Buzzfeed Wants to Use Facebook for Political Polling: What Could Go Wrong?
In which I attempt to poll my Facebook friends with sentiment analysis software.
Image: Robert Scoble/Flickr
Back in November, Buzzfeed editor-in-chief Ben Smith announced that the listicle-turned-news site was partnering with ABC News and Facebook to start applying sentiment analysis to Facebook posts, which "may be the most important new source of political data in the 2016 elections."
Sentiment analysis is a type of text mining focused on extracting opinions. The field is in its infancy, and even Smith allows that it is "as famous for its pitfalls as for any successes." but he states that he's confident if anyone can pull it off, "it will be Facebook."
I decided to try using sentiment analysis on my own Facebook feed, using a Python NLTK Text Classification demo made at Cornell's natural language processing lab. Trained on tweets and movie reviews, I had high hopes.
My attempt at sentiment analysis didn't go well, however.
A post from one Jewish friend about Heidegger's anti-semitism came out as positive, as did a sarcastic post about buying Simply Orange juice right before the juice was recalled for making people sick.
I doubt this is the most sophisticated tool on the internet, and there's Facebook will surely be using something more advanced (the company did not respond to request for an interview).
These posts would've been tough for any sentiment analysis software, however. The Heidegger post was less positive or negative, and more of a reflection on thinking and morality. The Simply Orange thing was straight sarcasm.
Smith admitted that sentiment analysis has had trouble with sarcasm, but judging from my own wall, there are layers upon layers of irony going on, to the point where even I only understand it from a long-term relationship with these people.
Granted, my feed is full of irony-drenched, sardonic Millennials, but why are you looking at Facebook data unless it's to take the temperature of that very demographic?
I emailed Annie Swafford, an assistant professor of Interdisciplinary and Digital Teaching at SUNY-New Paltz. Swafford wrote a series of blog posts critiquing the use of sentiment analysis to chart the plot of novels, saying "all approaches—from the lexicon-based approaches to the more advanced Stanford parser—have difficulty with anything that doesn't sound like a tweet or product review."
While Buzzfeed is collecting something close to the latter, she still thought that the news site was going to have some trouble.
"Are political posts more sarcastic than other types of Facebook posts?" was the first thing she asked. "If so (and it definitely seems possible), that would make it harder for the sentiment analysis algorithm to reliably detect the sentiment of the post (unless the user selected 'sarcastic' from the possible list of moods Facebook provides)."
Anecdotally, I haven't seen anyone use those moods that Facebook provides in quite a while. It never really seemed popular.
Swafford also pointed to the issue of linking up what we post on Facebook with how we actually feel about something.
"How does peer pressure affect what people post on social media?" she asked. "Traditional phone polling had a version of this issue (although the conversations were one-on-one, other family members may have been in the room), but with Facebook, this is a problem on a much larger scale: people may feel less able to say what they think if they're trying to fit in with friends or maintain good relationships with family members."
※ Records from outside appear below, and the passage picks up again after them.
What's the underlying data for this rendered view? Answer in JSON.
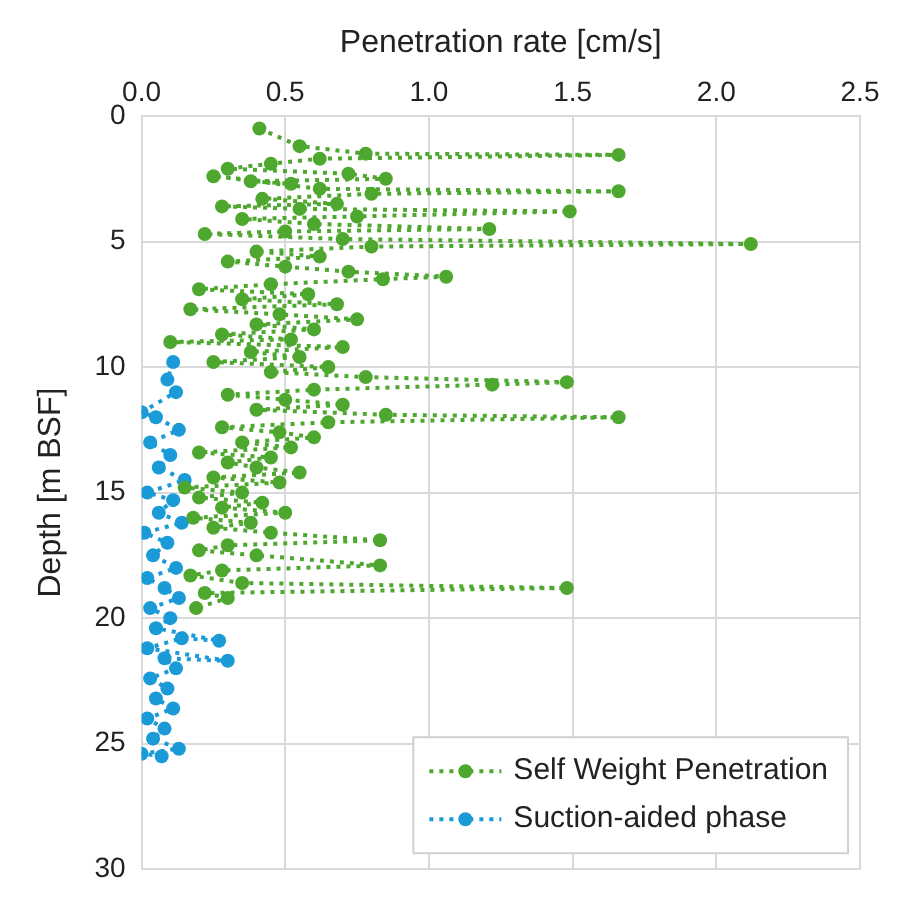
{
  "chart_data": {
    "type": "line",
    "xlabel": "Penetration rate [cm/s]",
    "ylabel": "Depth [m BSF]",
    "xlim": [
      0,
      2.5
    ],
    "xticks": [
      {
        "value": 0,
        "label": "0.0"
      },
      {
        "value": 0.5,
        "label": "0.5"
      },
      {
        "value": 1,
        "label": "1.0"
      },
      {
        "value": 1.5,
        "label": "1.5"
      },
      {
        "value": 2,
        "label": "2.0"
      },
      {
        "value": 2.5,
        "label": "2.5"
      }
    ],
    "ylim": [
      30,
      0
    ],
    "yticks": [
      0,
      5,
      10,
      15,
      20,
      25,
      30
    ],
    "grid": true,
    "legend": "bottom right",
    "marker": "circle",
    "line_style": "dotted",
    "series": [
      {
        "name": "Self Weight Penetration",
        "color": "#4ea72e",
        "x": [
          0.41,
          0.55,
          0.78,
          1.66,
          0.62,
          0.45,
          0.3,
          0.72,
          0.85,
          0.38,
          0.52,
          0.25,
          0.62,
          1.66,
          0.8,
          0.42,
          0.68,
          0.28,
          0.55,
          1.49,
          0.75,
          0.35,
          0.6,
          1.21,
          0.5,
          0.22,
          0.7,
          2.12,
          0.8,
          0.4,
          0.62,
          0.3,
          0.5,
          0.72,
          1.06,
          0.84,
          0.45,
          0.2,
          0.58,
          0.35,
          0.68,
          0.17,
          0.48,
          0.75,
          0.4,
          0.6,
          0.28,
          0.52,
          0.1,
          0.7,
          0.38,
          0.55,
          0.25,
          0.65,
          0.45,
          0.78,
          1.48,
          1.22,
          0.6,
          0.3,
          0.5,
          0.7,
          0.4,
          0.85,
          1.66,
          0.65,
          0.28,
          0.48,
          0.6,
          0.35,
          0.52,
          0.2,
          0.45,
          0.3,
          0.4,
          0.55,
          0.25,
          0.48,
          0.15,
          0.35,
          0.2,
          0.42,
          0.28,
          0.5,
          0.18,
          0.38,
          0.25,
          0.45,
          0.83,
          0.3,
          0.2,
          0.4,
          0.83,
          0.28,
          0.17,
          0.35,
          1.48,
          0.22,
          0.3,
          0.19
        ],
        "values": [
          0.5,
          1.2,
          1.5,
          1.55,
          1.7,
          1.9,
          2.1,
          2.3,
          2.5,
          2.6,
          2.7,
          2.4,
          2.9,
          3.0,
          3.1,
          3.3,
          3.5,
          3.6,
          3.7,
          3.8,
          4.0,
          4.1,
          4.3,
          4.5,
          4.6,
          4.7,
          4.9,
          5.1,
          5.2,
          5.4,
          5.6,
          5.8,
          6.0,
          6.2,
          6.4,
          6.5,
          6.7,
          6.9,
          7.1,
          7.3,
          7.5,
          7.7,
          7.9,
          8.1,
          8.3,
          8.5,
          8.7,
          8.9,
          9.0,
          9.2,
          9.4,
          9.6,
          9.8,
          10.0,
          10.2,
          10.4,
          10.6,
          10.7,
          10.9,
          11.1,
          11.3,
          11.5,
          11.7,
          11.9,
          12.0,
          12.2,
          12.4,
          12.6,
          12.8,
          13.0,
          13.2,
          13.4,
          13.6,
          13.8,
          14.0,
          14.2,
          14.4,
          14.6,
          14.8,
          15.0,
          15.2,
          15.4,
          15.6,
          15.8,
          16.0,
          16.2,
          16.4,
          16.6,
          16.9,
          17.1,
          17.3,
          17.5,
          17.9,
          18.1,
          18.3,
          18.6,
          18.8,
          19.0,
          19.2,
          19.6
        ]
      },
      {
        "name": "Suction-aided phase",
        "color": "#1a9ad6",
        "x": [
          0.11,
          0.09,
          0.12,
          0.0,
          0.05,
          0.13,
          0.03,
          0.1,
          0.06,
          0.15,
          0.02,
          0.11,
          0.06,
          0.14,
          0.01,
          0.09,
          0.04,
          0.12,
          0.02,
          0.08,
          0.13,
          0.03,
          0.1,
          0.05,
          0.27,
          0.14,
          0.02,
          0.3,
          0.08,
          0.12,
          0.03,
          0.09,
          0.05,
          0.11,
          0.02,
          0.08,
          0.04,
          0.13,
          0.0,
          0.07
        ],
        "values": [
          9.8,
          10.5,
          11.0,
          11.8,
          12.0,
          12.5,
          13.0,
          13.5,
          14.0,
          14.5,
          15.0,
          15.3,
          15.8,
          16.2,
          16.6,
          17.0,
          17.5,
          18.0,
          18.4,
          18.8,
          19.2,
          19.6,
          20.0,
          20.4,
          20.9,
          20.8,
          21.2,
          21.7,
          21.6,
          22.0,
          22.4,
          22.8,
          23.2,
          23.6,
          24.0,
          24.4,
          24.8,
          25.2,
          25.4,
          25.5
        ]
      }
    ]
  }
}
"Fuck this corporate hypocrite fake ass leader" came back "neutral"
"I imagine everyone can think of examples of occasions where they decided not to post political articles on Facebook to avoid protracted arguments on their Facebook walls. Some people might likewise feel compelled to 'like' or share a link they don't wholeheartedly support to keep up appearances. It would be tricky to find an algorithm that would take this dynamic into consideration."
Out of curiosity, I decided to see how a really histrionic post was read by my amateur sentiment analysis tool. I knew there would be a reliable supply of comments beneath any article posted by Vice (yeah, we see you). I was not disappointed.
"Fuck this corporate hypocrite fake ass leader. He is nothing but a bitch ass puppet. He should do his fuckin job and leader a country for a better future so our future generations do have to worry about war and poverty. Presidents aren't elected they are selected," posted someone whose profile picture was a sloth in a sweater, below a post of Shane Smith's interview with Obama.
This came back "neutral." Not to mock this guy's, uh, passion, but it's possible that sentiment analysis had trouble with the phrase "leader a country" so that "future generations do have to worry about war and poverty." Maybe it was just the use of the word "better."
This reminded me of when Brandwatch tried using sentiment analysis software to analyze Gamergate tweets to see if they blamed game developers or journalists, it found that 90 percent of the Tweets read as "undetermined." Do you remember any tweets about Gamergate where the sentiment was unclear to you?
BuzzFeed and Facebook aren't claiming to replace polling. But if you want to believe—as Smith's post argues—that Facebook is a political arena that's worth attention, the sentiment analysis of social media seems fraught at best, and potentially politically dangerous at worst. When USA Today used hamhanded sentiment analysis to determine the "sentiment score" for each presidential candidate in 2012, a sociologist told Fast Company it was "irresponsible" and "borderline criminal."
Even under the best of circumstances, though, it was always going to be annoying.